American artist (born 1999)

Coyote Park (born 1999) is an American multidisciplinary artist, who resides in Los Angeles, California. He utilizes many forms of art, including photography, painting, and filmmaking. He is known for his trans and queer portraiture.

== Early life and education ==
Coyote Park was raised in Honolulu, Hawai'i. He is trans, identifies as two-spirit, and uses the pronouns he and they. Park is mixed race: Yurok, Korean, and German.

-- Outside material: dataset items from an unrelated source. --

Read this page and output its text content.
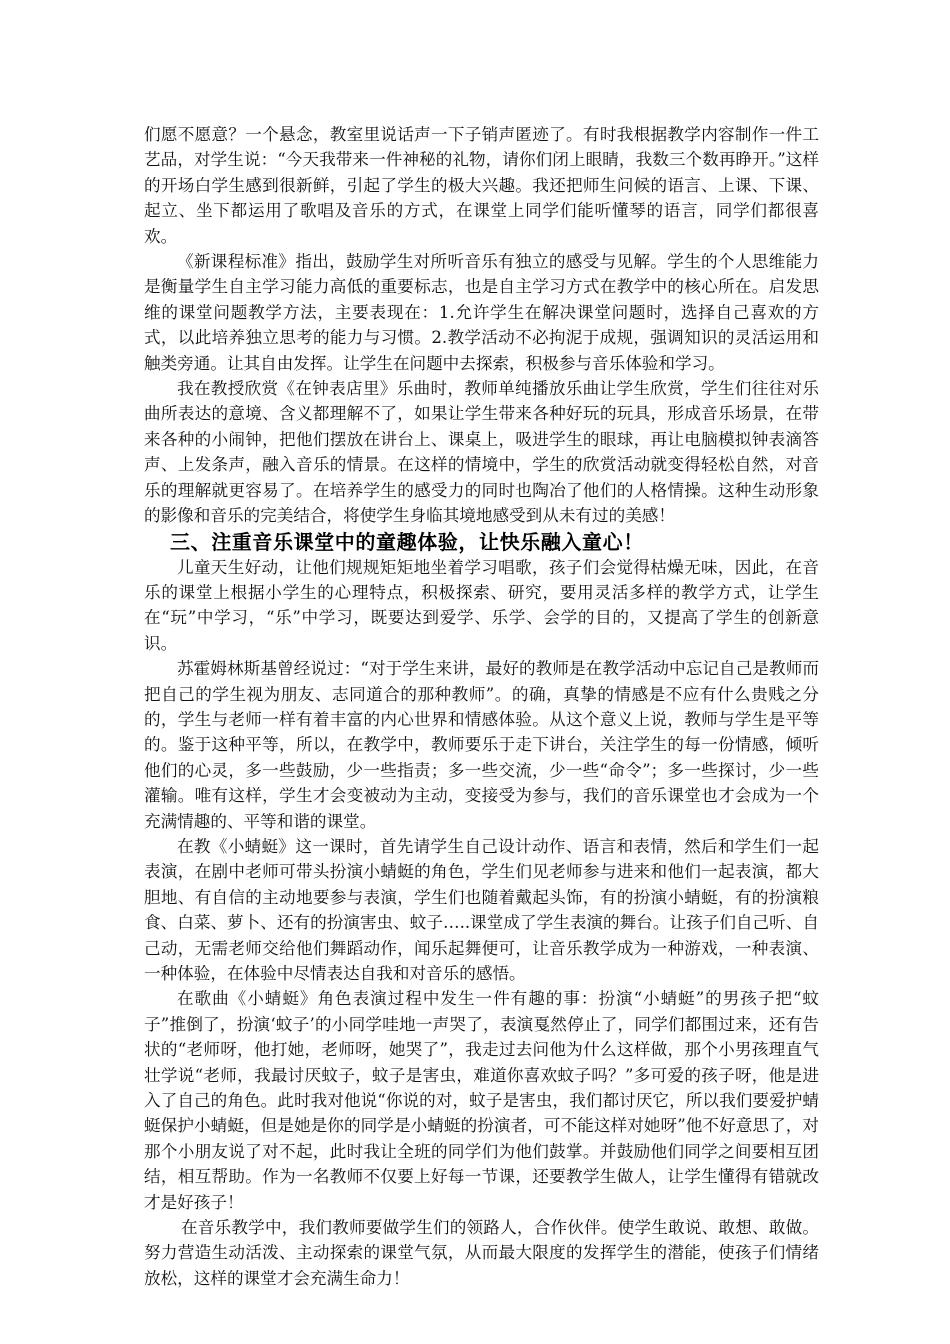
们愿不愿意？一个悬念，教室里说话声一下子销声匿迹了。有时我根据教学内容制作一件工艺品，对学生说：“今天我带来一件神秘的礼物，请你们闭上眼睛，我数三个数再睁开。”这样的开场白学生感到很新鲜，引起了学生的极大兴趣。我还把师生问候的语言、上课、下课、起立、坐下都运用了歌唱及音乐的方式，在课堂上同学们能听懂琴的语言，同学们都很喜欢。

《新课程标准》指出，鼓励学生对所听音乐有独立的感受与见解。学生的个人思维能力是衡量学生自主学习能力高低的重要标志，也是自主学习方式在教学中的核心所在。启发思维的课堂问题教学方法，主要表现在：1.允许学生在解决课堂问题时，选择自己喜欢的方式，以此培养独立思考的能力与习惯。2.教学活动不必拘泥于成规，强调知识的灵活运用和触类旁通。让其自由发挥。让学生在问题中去探索，积极参与音乐体验和学习。

我在教授欣赏《在钟表店里》乐曲时，教师单纯播放乐曲让学生欣赏，学生们往往对乐曲所表达的意境、含义都理解不了，如果让学生带来各种好玩的玩具，形成音乐场景，在带来各种的小闹钟，把他们摆放在讲台上、课桌上，吸进学生的眼球，再让电脑模拟钟表滴答声、上发条声，融入音乐的情景。在这样的情境中，学生的欣赏活动就变得轻松自然，对音乐的理解就更容易了。在培养学生的感受力的同时也陶冶了他们的人格情操。这种生动形象的影像和音乐的完美结合，将使学生身临其境地感受到从未有过的美感！

三、注重音乐课堂中的童趣体验，让快乐融入童心！

儿童天生好动，让他们规规矩矩地坐着学习唱歌，孩子们会觉得枯燥无味，因此，在音乐的课堂上根据小学生的心理特点，积极探索、研究，要用灵活多样的教学方式，让学生在“玩”中学习，“乐”中学习，既要达到爱学、乐学、会学的目的，又提高了学生的创新意识。

苏霍姆林斯基曾经说过：“对于学生来讲，最好的教师是在教学活动中忘记自己是教师而把自己的学生视为朋友、志同道合的那种教师”。的确，真挚的情感是不应有什么贵贱之分的，学生与老师一样有着丰富的内心世界和情感体验。从这个意义上说，教师与学生是平等的。鉴于这种平等，所以，在教学中，教师要乐于走下讲台，关注学生的每一份情感，倾听他们的心灵，多一些鼓励，少一些指责；多一些交流，少一些“命令”；多一些探讨，少一些灌输。唯有这样，学生才会变被动为主动，变接受为参与，我们的音乐课堂也才会成为一个充满情趣的、平等和谐的课堂。

在教《小蜻蜓》这一课时，首先请学生自己设计动作、语言和表情，然后和学生们一起表演，在剧中老师可带头扮演小蜻蜓的角色，学生们见老师参与进来和他们一起表演，都大胆地、有自信的主动地要参与表演，学生们也随着戴起头饰，有的扮演小蜻蜓，有的扮演粮食、白菜、萝卜、还有的扮演害虫、蚊子…..课堂成了学生表演的舞台。让孩子们自己听、自己动，无需老师交给他们舞蹈动作，闻乐起舞便可，让音乐教学成为一种游戏，一种表演、一种体验，在体验中尽情表达自我和对音乐的感悟。

在歌曲《小蜻蜓》角色表演过程中发生一件有趣的事：扮演“小蜻蜓”的男孩子把“蚊子”推倒了，扮演‘蚊子’的小同学哇地一声哭了，表演戛然停止了，同学们都围过来，还有告状的“老师呀，他打她，老师呀，她哭了”，我走过去问他为什么这样做，那个小男孩理直气壮学说“老师，我最讨厌蚊子，蚊子是害虫，难道你喜欢蚊子吗？”多可爱的孩子呀，他是进入了自己的角色。此时我对他说“你说的对，蚊子是害虫，我们都讨厌它，所以我们要爱护蜻蜓保护小蜻蜓，但是她是你的同学是小蜻蜓的扮演者，可不能这样对她呀”他不好意思了，对那个小朋友说了对不起，此时我让全班的同学们为他们鼓掌。并鼓励他们同学之间要相互团结，相互帮助。作为一名教师不仅要上好每一节课，还要教学生做人，让学生懂得有错就改才是好孩子！

在音乐教学中，我们教师要做学生们的领路人，合作伙伴。使学生敢说、敢想、敢做。努力营造生动活泼、主动探索的课堂气氛，从而最大限度的发挥学生的潜能，使孩子们情绪放松，这样的课堂才会充满生命力！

After graduating high school he moved to New York City, where he started photographing queer kink events, and found interest in portraiture. He graduated from Parsons School of Design with a Bachelor of Fine Arts degree in 2021 in humanities and photography.

== Career ==
Their work Kwomhlo’ochek, (translates to "I return by water") was part of the group exhibition Untouchable Artifacts: A Virtual and Printed Exhibition on Indigenous Storytelling, History, and Resilience (2021) through the Five Oaks Museum in Washington County, Oregon. This piece was made with acrylic paint on a 4 ft by 2 ft piece of plywood. According to the artist, it is based on a story by A.L Kroeber titled "Upriver Coyote," which is a Yurok myth about how water was brought to the tribe.

The Leslie-Lohman Museum of Art in New York City exhibited Park's work in 2021 and in 2023. In 2021, their photography was shown in a collection titled Chosen, which portrayed art depicting "queer chosen family". His debut solo exhibition was focused on his own experiences with his relationships, Coyote Park: I Love You Like Mirrors Do (2023) was held at the Leslie-Lohman Museum of Art and curated by Stamatina Gregory. This was a part of the museum's series to show works from queer artists called "Interventions".

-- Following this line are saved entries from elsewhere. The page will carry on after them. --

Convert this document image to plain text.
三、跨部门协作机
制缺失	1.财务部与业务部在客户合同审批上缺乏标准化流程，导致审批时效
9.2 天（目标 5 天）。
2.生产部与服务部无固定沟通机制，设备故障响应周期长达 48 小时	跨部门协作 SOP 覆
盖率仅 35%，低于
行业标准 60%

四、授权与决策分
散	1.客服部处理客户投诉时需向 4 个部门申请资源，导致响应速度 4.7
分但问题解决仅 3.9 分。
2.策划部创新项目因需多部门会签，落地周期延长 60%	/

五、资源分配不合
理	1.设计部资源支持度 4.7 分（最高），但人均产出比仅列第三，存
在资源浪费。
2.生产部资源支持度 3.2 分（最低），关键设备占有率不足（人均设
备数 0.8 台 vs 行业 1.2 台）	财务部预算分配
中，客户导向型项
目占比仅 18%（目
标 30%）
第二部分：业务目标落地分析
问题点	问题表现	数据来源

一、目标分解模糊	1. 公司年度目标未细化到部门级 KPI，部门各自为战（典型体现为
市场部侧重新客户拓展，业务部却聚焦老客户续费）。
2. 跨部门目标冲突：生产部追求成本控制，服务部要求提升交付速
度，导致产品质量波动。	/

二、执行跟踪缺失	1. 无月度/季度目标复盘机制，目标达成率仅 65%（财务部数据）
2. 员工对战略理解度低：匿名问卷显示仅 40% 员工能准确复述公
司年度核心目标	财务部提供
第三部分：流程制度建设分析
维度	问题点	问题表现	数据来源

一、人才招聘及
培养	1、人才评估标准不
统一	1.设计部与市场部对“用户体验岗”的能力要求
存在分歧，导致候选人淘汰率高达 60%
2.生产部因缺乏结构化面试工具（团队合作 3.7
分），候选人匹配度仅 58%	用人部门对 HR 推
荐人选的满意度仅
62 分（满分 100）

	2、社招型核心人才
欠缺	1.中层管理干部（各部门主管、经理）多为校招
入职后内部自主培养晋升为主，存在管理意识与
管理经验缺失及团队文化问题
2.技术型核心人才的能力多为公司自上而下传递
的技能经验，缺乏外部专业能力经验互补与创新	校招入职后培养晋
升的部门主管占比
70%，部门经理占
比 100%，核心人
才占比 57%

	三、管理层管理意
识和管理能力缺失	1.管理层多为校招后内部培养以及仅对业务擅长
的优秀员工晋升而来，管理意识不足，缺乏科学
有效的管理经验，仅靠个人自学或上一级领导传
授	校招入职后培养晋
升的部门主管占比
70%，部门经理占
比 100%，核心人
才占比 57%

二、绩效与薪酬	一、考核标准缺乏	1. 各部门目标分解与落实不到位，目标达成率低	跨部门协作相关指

Park's piece Divinely Protected was showcased the three-person exhibition, Your Body Changes Everything (2023) at the Finnish Museum of Photography in Helsinki, which focused on trans and queer lives and stories.

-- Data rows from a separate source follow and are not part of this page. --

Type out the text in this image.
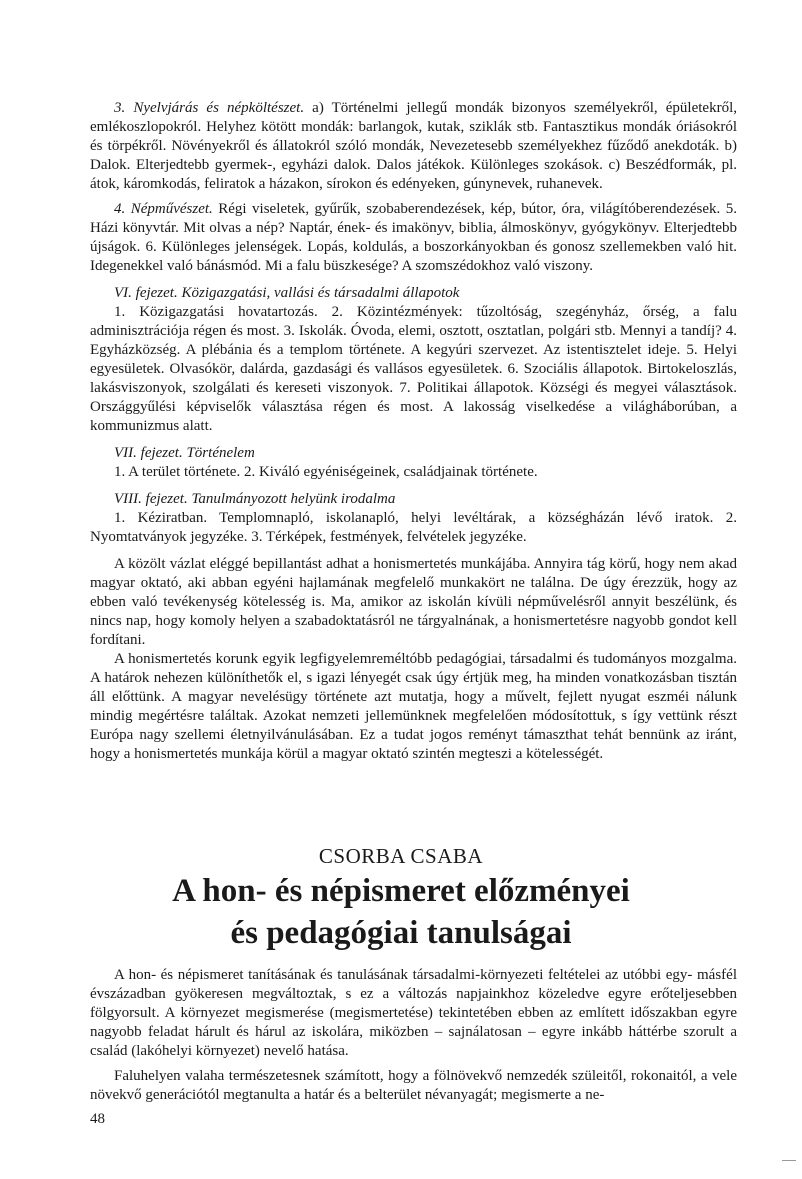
3. Nyelvjárás és népköltészet. a) Történelmi jellegű mondák bizonyos személyekről, épületekről, emlékoszlopokról. Helyhez kötött mondák: barlangok, kutak, sziklák stb. Fantasztikus mondák óriásokról és törpékről. Növényekről és állatokról szóló mondák, Nevezetesebb személyekhez fűződő anekdoták. b) Dalok. Elterjedtebb gyermek-, egyházi dalok. Dalos játékok. Különleges szokások. c) Beszédformák, pl. átok, káromkodás, feliratok a házakon, sírokon és edényeken, gúnynevek, ruhanevek.

4. Népművészet. Régi viseletek, gyűrűk, szobaberendezések, kép, bútor, óra, világítóberendezések. 5. Házi könyvtár. Mit olvas a nép? Naptár, ének- és imakönyv, biblia, álmoskönyv, gyógykönyv. Elterjedtebb újságok. 6. Különleges jelenségek. Lopás, koldulás, a boszorkányokban és gonosz szellemekben való hit. Idegenekkel való bánásmód. Mi a falu büszkesége? A szomszédokhoz való viszony.

VI. fejezet. Közigazgatási, vallási és társadalmi állapotok

1. Közigazgatási hovatartozás. 2. Közintézmények: tűzoltóság, szegényház, őrség, a falu adminisztrációja régen és most. 3. Iskolák. Óvoda, elemi, osztott, osztatlan, polgári stb. Mennyi a tandíj? 4. Egyházközség. A plébánia és a templom története. A kegyúri szervezet. Az istentisztelet ideje. 5. Helyi egyesületek. Olvasókör, dalárda, gazdasági és vallásos egyesületek. 6. Szociális állapotok. Birtokeloszlás, lakásviszonyok, szolgálati és kereseti viszonyok. 7. Politikai állapotok. Községi és megyei választások. Országgyűlési képviselők választása régen és most. A lakosság viselkedése a világháborúban, a kommunizmus alatt.

VII. fejezet. Történelem

1. A terület története. 2. Kiváló egyéniségeinek, családjainak története.

VIII. fejezet. Tanulmányozott helyünk irodalma

1. Kéziratban. Templomnapló, iskolanapló, helyi levéltárak, a községházán lévő iratok. 2. Nyomtatványok jegyzéke. 3. Térképek, festmények, felvételek jegyzéke.

A közölt vázlat eléggé bepillantást adhat a honismertetés munkájába. Annyira tág körű, hogy nem akad magyar oktató, aki abban egyéni hajlamának megfelelő munkakört ne találna. De úgy érezzük, hogy az ebben való tevékenység kötelesség is. Ma, amikor az iskolán kívüli népművelésről annyit beszélünk, és nincs nap, hogy komoly helyen a szabadoktatásról ne tárgyalnának, a honismertetésre nagyobb gondot kell fordítani.

A honismertetés korunk egyik legfigyelemreméltóbb pedagógiai, társadalmi és tudományos mozgalma. A határok nehezen különíthetők el, s igazi lényegét csak úgy értjük meg, ha minden vonatkozásban tisztán áll előttünk. A magyar nevelésügy története azt mutatja, hogy a művelt, fejlett nyugat eszméi nálunk mindig megértésre találtak. Azokat nemzeti jellemünknek megfelelően módosítottuk, s így vettünk részt Európa nagy szellemi életnyilvánulásában. Ez a tudat jogos reményt támaszthat tehát bennünk az iránt, hogy a honismertetés munkája körül a magyar oktató szintén megteszi a kötelességét.

CSORBA CSABA
A hon- és népismeret előzményei
és pedagógiai tanulságai

A hon- és népismeret tanításának és tanulásának társadalmi-környezeti feltételei az utóbbi egy- másfél évszázadban gyökeresen megváltoztak, s ez a változás napjainkhoz közeledve egyre erőteljesebben fölgyorsult. A környezet megismerése (megismertetése) tekintetében ebben az említett időszakban egyre nagyobb feladat hárult és hárul az iskolára, miközben – sajnálatosan – egyre inkább háttérbe szorult a család (lakóhelyi környezet) nevelő hatása.

Faluhelyen valaha természetesnek számított, hogy a fölnövekvő nemzedék szüleitől, rokonaitól, a vele növekvő generációtól megtanulta a határ és a belterület névanyagát; megismerte a ne-

48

Park's photography was a part the University of Southern California's Roski School of Art and Design group exhibition titled, Wayward Refusals (2023), which sought to bring together art pieces that represented minority experiences, and Park's art focused on the queer community.

His solo exhibit, My Own Private Rodeo (2023) was on display at the West Hollywood Pride Arts Festival. The exhibit explored the question "What does it mean to exist in a way that our elders weren’t allowed to?," and included various photographs and videos as well as a performance by Park.

Park’s self-portrait photography was a part of the touring group exhibition, Body Freedom for Every(Body) (2024–2025). This cross-country mobile exhibition was hosted by Project for Empty Space and curated by Jasmine Wahl and Rebecca Pauline Jampol, it explored issues related to bodily autonomy in the United States.